Kompas, Sabtu, 13 November 2010 | 03:15 WIB
Pernyataan Rusia itu disampaikan Menteri Luar Negeri Sergey Lavrov di sela-sela KTT G-20 di Seoul, Korea Selatan, Jumat (12/11).
Lavrov mengatakan, Rusia terbuka terhadap kerja sama pembangunan perisai antirudal ini asal negara tersebut diakui sebagai mitra sejajar. ”Kemitraan strategis harus dibangun dengan landasan kesetaraan,” katanya.
Presiden Rusia Dmitry Medvedev dijadwalkan bertemu dengan para pemimpin negara anggota Pakta Pertahanan Atlantik Utara itu dalam forum Majelis NATO-Rusia (NRC) di Lisabon, Portugal, 20 November.
Sekretaris Jenderal NATO Anders Fogh Rasmussen saat berkunjung ke Moskwa, 3 November, dan bertemu langsung Medvedev dan Lavrov, terang-terangan mengharapkan kerja sama Rusia dalam program pertahanan rudal itu.
”Saya yakin pertemuan di Lisabon akan mendatangkan manfaat bagi 29 negara anggota NRC (28 anggota NATO ditambah Rusia) dalam berbagai isu, seperti Afganistan, perang melawan terorisme, proliferasi (senjata), dan, mudah-mudahan juga soal pertahanan rudal,” ungkap Rasmussen seperti dikutip di laman resmi NATO (www.nato.int).
Lavrov sendiri menyatakan, NATO saat ini sudah bukan ancaman bagi Rusia seperti pada era Perang Dingin. Namun, ia masih khawatir dengan ekspansi kekuatan NATO. ”Kami tidak hanya akan melupakan era (Perang Dingin) itu, tetapi juga akan merumuskan kemitraan strategis (dengan NATO). NATO bukan ancaman, tetapi salah satu bahayanya adalah keinginan NATO memproyeksikan kekuatan militer di luar cakupan wilayahnya,” tutur Lavrov.
Bulan lalu, Menteri Pertahanan Rusia Anatoly Serdyukov mengatakan, Rusia siap berunding dengan NATO dalam pembangunan sistem pertahanan rudal Eropa asal beberapa hal yang masih menjadi pertanyaan bisa dijelaskan. ”Hal terpenting bagi kami pertama-tama adalah mendefinisikan apa sebenarnya ancaman paling nyata bagi Eropa,” ungkap Serdyukov dalam wawancara dengan mingguan Der Spiegel dari Jerman.
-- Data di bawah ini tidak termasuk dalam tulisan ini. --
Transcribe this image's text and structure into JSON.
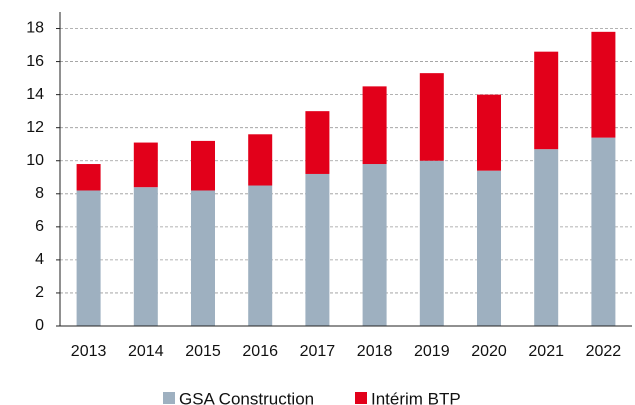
{
  "chart_data": {
    "type": "stacked_bar",
    "categories": [
      "2013",
      "2014",
      "2015",
      "2016",
      "2017",
      "2018",
      "2019",
      "2020",
      "2021",
      "2022"
    ],
    "series": [
      {
        "name": "GSA Construction",
        "color": "#9eb0c0",
        "values": [
          8.2,
          8.4,
          8.2,
          8.5,
          9.2,
          9.8,
          10.0,
          9.4,
          10.7,
          11.4
        ]
      },
      {
        "name": "Intérim BTP",
        "color": "#e2001a",
        "values": [
          1.6,
          2.7,
          3.0,
          3.1,
          3.8,
          4.7,
          5.3,
          4.6,
          5.9,
          6.4
        ]
      }
    ],
    "ylim": [
      0,
      19
    ],
    "yticks": [
      0,
      2,
      4,
      6,
      8,
      10,
      12,
      14,
      16,
      18
    ],
    "grid": true,
    "legend": "bottom"
  }
}
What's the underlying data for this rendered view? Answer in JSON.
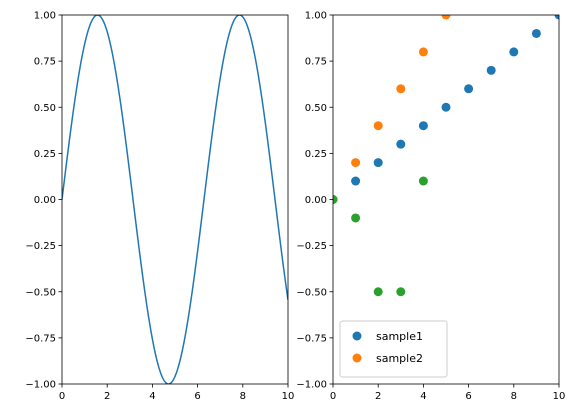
{
  "chart_data": [
    {
      "type": "line",
      "title": "",
      "xlabel": "",
      "ylabel": "",
      "xlim": [
        0,
        10
      ],
      "ylim": [
        -1,
        1
      ],
      "grid": false,
      "x_ticks": [
        0,
        2,
        4,
        6,
        8,
        10
      ],
      "y_ticks": [
        -1.0,
        -0.75,
        -0.5,
        -0.25,
        0.0,
        0.25,
        0.5,
        0.75,
        1.0
      ],
      "x_tick_labels": [
        "0",
        "2",
        "4",
        "6",
        "8",
        "10"
      ],
      "y_tick_labels": [
        "−1.00",
        "−0.75",
        "−0.50",
        "−0.25",
        "0.00",
        "0.25",
        "0.50",
        "0.75",
        "1.00"
      ],
      "series": [
        {
          "function": "sin(x)",
          "color": "#1f77b4",
          "x": [
            0,
            0.5,
            1,
            1.5708,
            2,
            2.5,
            3,
            3.5,
            4,
            4.7124,
            5,
            5.5,
            6,
            6.5,
            7,
            7.854,
            8,
            8.5,
            9,
            9.5,
            10
          ],
          "y": [
            0,
            0.479,
            0.841,
            1.0,
            0.909,
            0.598,
            0.141,
            -0.351,
            -0.757,
            -1.0,
            -0.959,
            -0.706,
            -0.279,
            0.215,
            0.657,
            1.0,
            0.989,
            0.798,
            0.412,
            -0.075,
            -0.544
          ]
        }
      ]
    },
    {
      "type": "scatter",
      "title": "",
      "xlabel": "",
      "ylabel": "",
      "xlim": [
        0,
        10
      ],
      "ylim": [
        -1,
        1
      ],
      "grid": false,
      "legend_position": "lower-left",
      "x_ticks": [
        0,
        2,
        4,
        6,
        8,
        10
      ],
      "y_ticks": [
        -1.0,
        -0.75,
        -0.5,
        -0.25,
        0.0,
        0.25,
        0.5,
        0.75,
        1.0
      ],
      "x_tick_labels": [
        "0",
        "2",
        "4",
        "6",
        "8",
        "10"
      ],
      "y_tick_labels": [
        "−1.00",
        "−0.75",
        "−0.50",
        "−0.25",
        "0.00",
        "0.25",
        "0.50",
        "0.75",
        "1.00"
      ],
      "series": [
        {
          "name": "sample1",
          "color": "#1f77b4",
          "x": [
            0,
            1,
            2,
            3,
            4,
            5,
            6,
            7,
            8,
            9,
            10
          ],
          "y": [
            0.0,
            0.1,
            0.2,
            0.3,
            0.4,
            0.5,
            0.6,
            0.7,
            0.8,
            0.9,
            1.0
          ]
        },
        {
          "name": "sample2",
          "color": "#ff7f0e",
          "x": [
            0,
            1,
            2,
            3,
            4,
            5
          ],
          "y": [
            0.0,
            0.2,
            0.4,
            0.6,
            0.8,
            1.0
          ]
        },
        {
          "color": "#2ca02c",
          "x": [
            0,
            1,
            2,
            3,
            4
          ],
          "y": [
            0.0,
            -0.1,
            -0.5,
            -0.5,
            0.1
          ]
        }
      ]
    }
  ]
}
AS sudah lama berniat menggelar sistem pertahanan rudal di negara-negara eks Uni Soviet di Eropa Timur. Namun, rencana ini tertunda terus karena diprotes keras oleh Rusia, yang merasa sistem itu mengancam kedaulatannya.
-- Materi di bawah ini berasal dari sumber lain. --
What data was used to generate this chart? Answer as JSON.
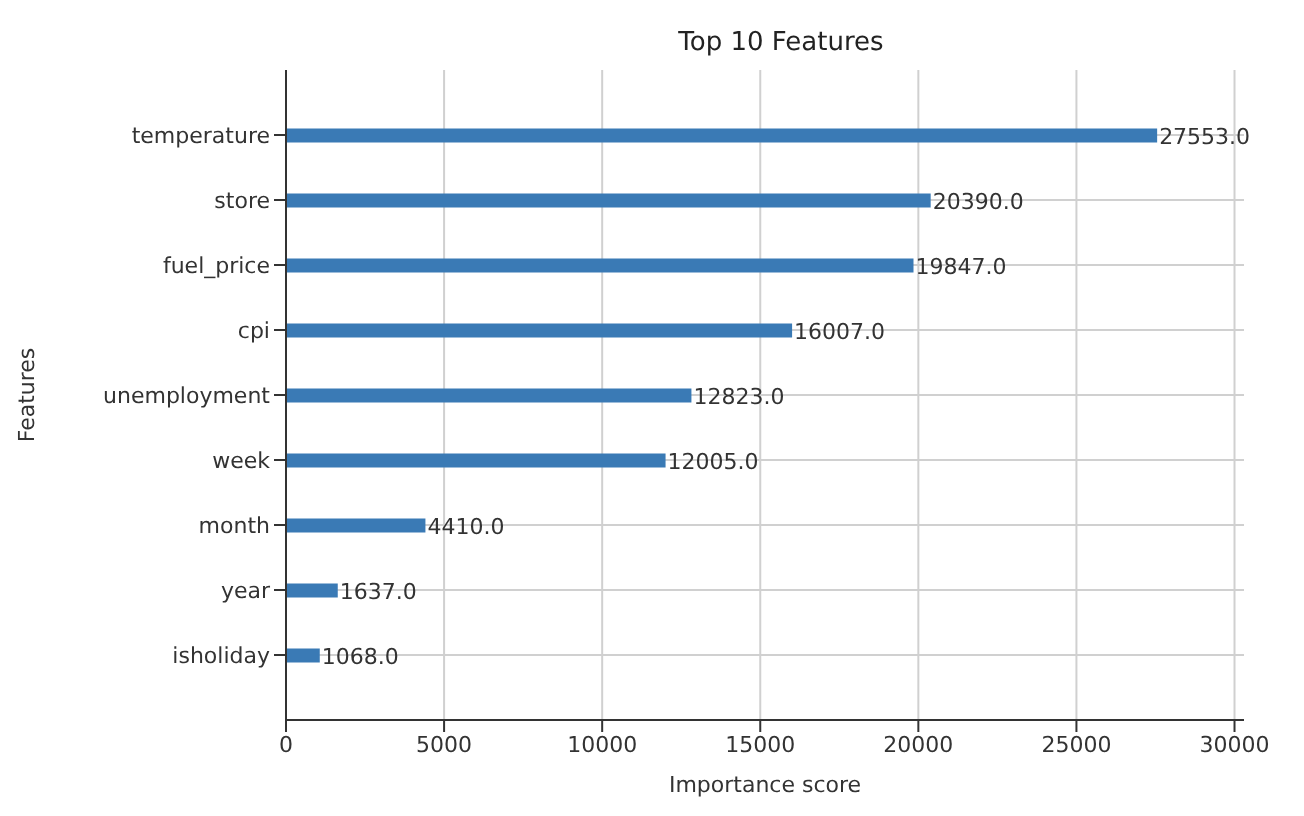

AS berulang kali menegaskan, sistem pertahanan rudal itu bertujuan melindungi Eropa dari ancaman ”negara-negara nakal” (rogue states), seperti Iran. Untuk meyakinkan niat ini, AS dan NATO mengajak Rusia turut terlibat dalam program ini.
Sebuah laporan di koran Nezavisimaya Gazeta di Moskwa, Jumat, mengatakan, NATO bahkan menawarkan kepada Rusia akses data satelit militer AS dan informasi strategis lainnya apabila negara itu mau bergabung dalam pembangunan perisai rudal ini.
”Dengan bergabung dalam sistem NATO ABM (anti-ballistic missile), Moskwa bisa memperkuat keamanan teritorial Rusia dengan menerima ’informasi tertentu’ dari satelit-satelit AS, misalnya gambar-gambar Korea Utara,” tulis koran tersebut.
Juru bicara NATO James Appathurai di Brussels, Belgia, mengaku belum membaca artikel itu dan belum bisa berkomentar.
Ancaman politik AS
Pada kesempatan sama di Seoul, Lavrov, juga mengharapkan perubahan peta politik dalam negeri AS tak akan mengganggu proses ratifikasi perjanjian pengurangan senjata strategis (New START) antara AS dan Rusia.
Perjanjian, yang akan mengurangi jumlah senjata nuklir dua negara hingga 30 persen, sudah ditandatangani Presiden Medvedev dan Presiden Barack Obama di Praha, Ceko, 8 April. Namun, perjanjian baru berlaku setelah diratifikasi Senat AS dan Duma, majelis rendah parlemen Rusia.
Kemenangan Partai Republik di DPR AS dan keberhasilan mereka menambah kursi di Senat AS dikhawatirkan akan mengganjal perjanjian ini.